As if the force of Izzy’s own need had temporarily sharpened his focus, had burned away the alcohol in his system, her father leaned forward in his chair and stared at her for a second or two, his eyes unclear and bloodshot but most certainly focused on her.

“I have never been a good father,” he said, waving his hand as if to stop her from disagreeing, though she had remained silent. “I loved your mother, once upon a time, but we had you and she changed. And I blamed you for that. Then your mom died, and so much time had passed that I didn’t feel like it was right to step in and try to be a dad to you. That’s my fault. So, I’m sorry. I’m sorry you’ve had such a rough go of it.”

As if every bit of breath had been sucked out of his body, he visibly sagged back into the thin comfort of his easy chair. Izzy had the distinct feeling that her father had been possessed in these moments, that someone else was speaking through him. It didn’t make her love him more, but it made her understand him just a little, which was maybe all that was left in her family. She looked at him, her own father, and felt her heart constrict around the thought of what could have been.

She stood up and walked back into her room, where the papers were still waiting for her. She could not figure out why she was hesitating, other than the nagging suspicion that, once she signed the papers, she would never know if she could have done it on her own. She had a strange, unspoken pride that she could handle anything; she’d felt this way since her mother, the one person who truly loved her, had died. Ever since then, she believed that if she tamped down her emotions enough and made herself resistant to all pain, she would never need anyone’s help and could be left entirely alone.
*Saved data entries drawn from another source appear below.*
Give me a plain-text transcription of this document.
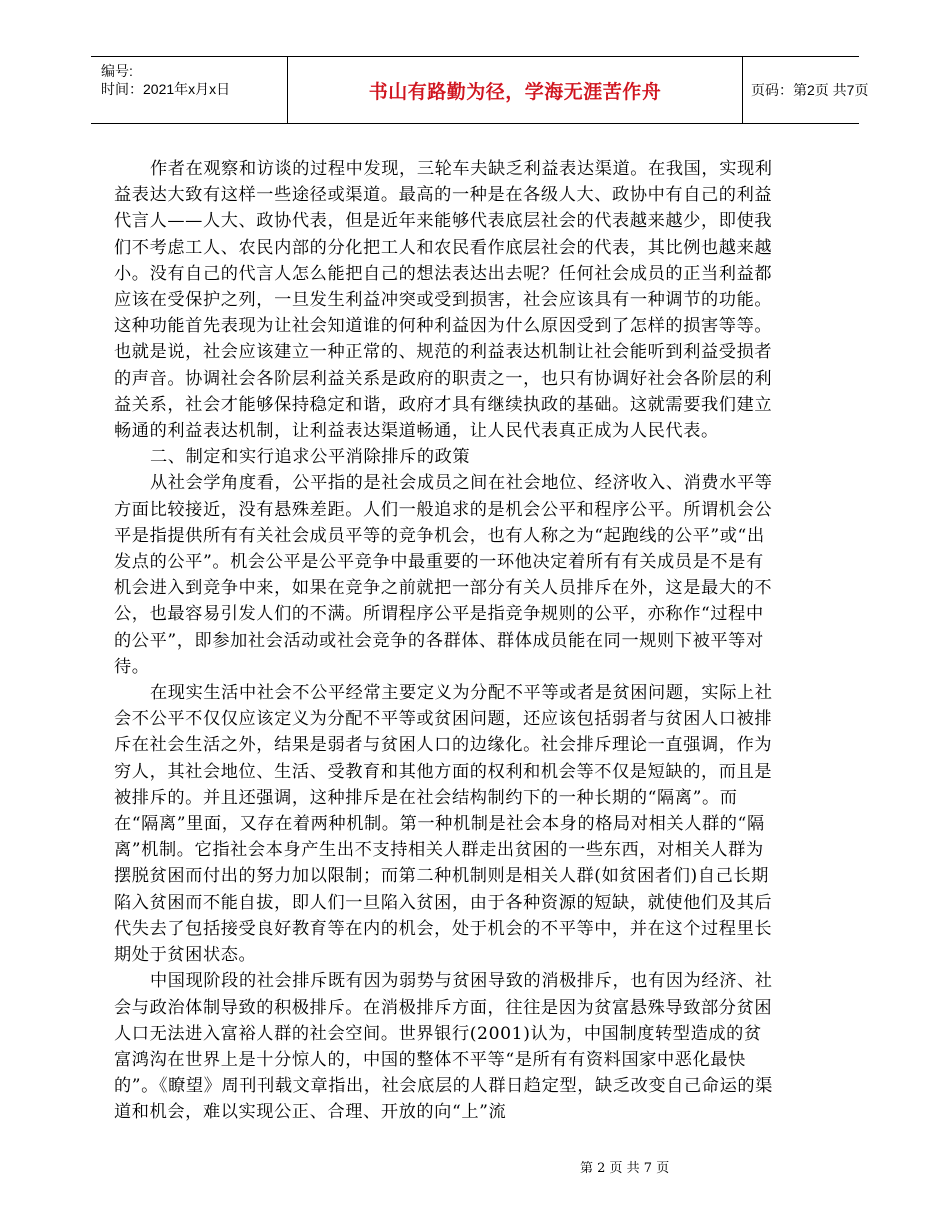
编号:
时间：2021年x月x日	书山有路勤为径，学海无涯苦作舟	页码：第2页 共7页

作者在观察和访谈的过程中发现，三轮车夫缺乏利益表达渠道。在我国，实现利益表达大致有这样一些途径或渠道。最高的一种是在各级人大、政协中有自己的利益代言人——人大、政协代表，但是近年来能够代表底层社会的代表越来越少，即使我们不考虑工人、农民内部的分化把工人和农民看作底层社会的代表，其比例也越来越小。没有自己的代言人怎么能把自己的想法表达出去呢？任何社会成员的正当利益都应该在受保护之列，一旦发生利益冲突或受到损害，社会应该具有一种调节的功能。这种功能首先表现为让社会知道谁的何种利益因为什么原因受到了怎样的损害等等。也就是说，社会应该建立一种正常的、规范的利益表达机制让社会能听到利益受损者的声音。协调社会各阶层利益关系是政府的职责之一，也只有协调好社会各阶层的利益关系，社会才能够保持稳定和谐，政府才具有继续执政的基础。这就需要我们建立畅通的利益表达机制，让利益表达渠道畅通，让人民代表真正成为人民代表。

二、制定和实行追求公平消除排斥的政策

从社会学角度看，公平指的是社会成员之间在社会地位、经济收入、消费水平等方面比较接近，没有悬殊差距。人们一般追求的是机会公平和程序公平。所谓机会公平是指提供所有有关社会成员平等的竞争机会，也有人称之为“起跑线的公平”或“出发点的公平”。机会公平是公平竞争中最重要的一环他决定着所有有关成员是不是有机会进入到竞争中来，如果在竞争之前就把一部分有关人员排斥在外，这是最大的不公，也最容易引发人们的不满。所谓程序公平是指竞争规则的公平，亦称作“过程中的公平”，即参加社会活动或社会竞争的各群体、群体成员能在同一规则下被平等对待。

在现实生活中社会不公平经常主要定义为分配不平等或者是贫困问题，实际上社会不公平不仅仅应该定义为分配不平等或贫困问题，还应该包括弱者与贫困人口被排斥在社会生活之外，结果是弱者与贫困人口的边缘化。社会排斥理论一直强调，作为穷人，其社会地位、生活、受教育和其他方面的权利和机会等不仅是短缺的，而且是被排斥的。并且还强调，这种排斥是在社会结构制约下的一种长期的“隔离”。而在“隔离”里面，又存在着两种机制。第一种机制是社会本身的格局对相关人群的“隔离”机制。它指社会本身产生出不支持相关人群走出贫困的一些东西，对相关人群为摆脱贫困而付出的努力加以限制；而第二种机制则是相关人群(如贫困者们)自己长期陷入贫困而不能自拔，即人们一旦陷入贫困，由于各种资源的短缺，就使他们及其后代失去了包括接受良好教育等在内的机会，处于机会的不平等中，并在这个过程里长期处于贫困状态。

中国现阶段的社会排斥既有因为弱势与贫困导致的消极排斥，也有因为经济、社会与政治体制导致的积极排斥。在消极排斥方面，往往是因为贫富悬殊导致部分贫困人口无法进入富裕人群的社会空间。世界银行(2001)认为，中国制度转型造成的贫富鸿沟在世界上是十分惊人的，中国的整体不平等“是所有有资料国家中恶化最快的”。《瞭望》周刊刊载文章指出，社会底层的人群日趋定型，缺乏改变自己命运的渠道和机会，难以实现公正、合理、开放的向“上”流

第 2 页 共 7 页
To enter into this project, it felt like all of her bones would have to be broken and reset. She took a pen from her desk and, with an unsteady signature that could have been any name, she signed each and every page without reading it again, initialed where needed, and then collected the documents, shoved them into her bag, and tossed the bag under her bed. She retrieved her baby journal from the nightstand, dutifully filled out the information, and then read the question for that day. What one thing do you want to be sure your baby has that you didn’t? She was too tired, too scared to even think about this question. She was past this kind of worry or contemplation now, was already drifting into some kind of dream that would take on the correct dimensions and shape as she lived in it. She wrote, in all caps, EVERYTHING and then put the book away and fell dead asleep.


The next morning, she drove to the hotel where Dr. Grind was staying and sat in the lobby while she called him on her cell phone. He answered and she told him to meet her downstairs.

“Hello, Izzy,” he said when he walked out of the elevator, that easy smile on his face that seemed so genuine, as if the world was worthy of being loved.

“I talked it over with my dad,” she said, letting the doctor believe the project had actually been discussed in detail. “I thought about it myself. I looked at the papers. I want to do it.”